Sometimes, the journey is the reward.
With a busload of departures due to graduation, the Farrington Governors look like a very different team this fall. On paper. The potent offense, steady defense — both were fortified by tremendous talent and vast experience. The Govs reached the OIA Division I championship game, upsetting Kapolei along the way, before losing in the HHSAA Open Division quarterfinals.
Now, Coach Randall Okimoto and his staff are rebuilding with a team of mostly first-year starters and replacements, and are ranked No. 8 in the Honolulu Star-Advertiser preseason top-10 rankings.
They’ll be counting heavily on the returnees who contributed last season. It will take a blessing of patience, starting with seniors like Blessing Umaga.
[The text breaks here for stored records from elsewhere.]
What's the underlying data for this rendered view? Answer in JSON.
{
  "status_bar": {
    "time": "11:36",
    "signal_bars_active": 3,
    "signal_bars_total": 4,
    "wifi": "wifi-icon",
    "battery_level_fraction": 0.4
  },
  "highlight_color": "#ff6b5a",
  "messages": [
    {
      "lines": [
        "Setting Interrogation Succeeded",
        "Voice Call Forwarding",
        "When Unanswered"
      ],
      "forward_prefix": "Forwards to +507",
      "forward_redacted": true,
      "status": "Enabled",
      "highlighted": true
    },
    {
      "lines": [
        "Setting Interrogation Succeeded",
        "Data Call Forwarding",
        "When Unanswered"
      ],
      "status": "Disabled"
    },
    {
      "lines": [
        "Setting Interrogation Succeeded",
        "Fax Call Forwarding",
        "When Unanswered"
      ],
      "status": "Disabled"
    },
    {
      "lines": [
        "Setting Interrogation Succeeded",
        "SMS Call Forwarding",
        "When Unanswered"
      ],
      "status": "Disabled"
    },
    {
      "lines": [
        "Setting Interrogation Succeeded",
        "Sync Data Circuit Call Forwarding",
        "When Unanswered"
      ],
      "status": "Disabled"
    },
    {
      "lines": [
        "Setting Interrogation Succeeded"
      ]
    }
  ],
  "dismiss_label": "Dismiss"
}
“Last year was a big change because I’d been a middle linebacker. Moving to running back was a big difference for me,” said Umaga, whose role was to block, block and occasionally carry the ball into the trenches.
With Challen Fa‘amatau and a host of offensive weapons now gone, Umaga will remain busy at RB and ‘backer.
“Our team is going all out. We’re ready to scrimmage,” he said after a 6 a.m. practice at sparkling-new Skippa Diaz Stadium.
Umaga’s poise and patience are part of the Governors’ leadership, along with seniors like Fo‘i Sila and Titan Pesamino. Sila intends to be a force at defensive tackle while Pesamino is making the switch from end to mike ‘backer.
“I’ve been telling him about shooting the gaps,” said Umaga, who counts former Gov LB and current UH player Jeremiah Pritchard as one of his role models.
“He was our middle linebacker my freshman year. He was always active, plenty of strength and always flying to the ball. He was a student of the game. A captain and a leader on the defense,” Umaga said.
He hopes to follow Pritchard’s path to Manoa. Umaga’s skills include his artistic ability. He hopes to become a tattoo artist one day like two of his uncles.
“I love to draw. I want to get my tattoo license,” Umaga said. “My uncles used to do backyard tattooing and now they have their license.”
Umaga’s art is all freehand.
“My uncle (Ali‘i Scanlan) says practice makes better,” he said.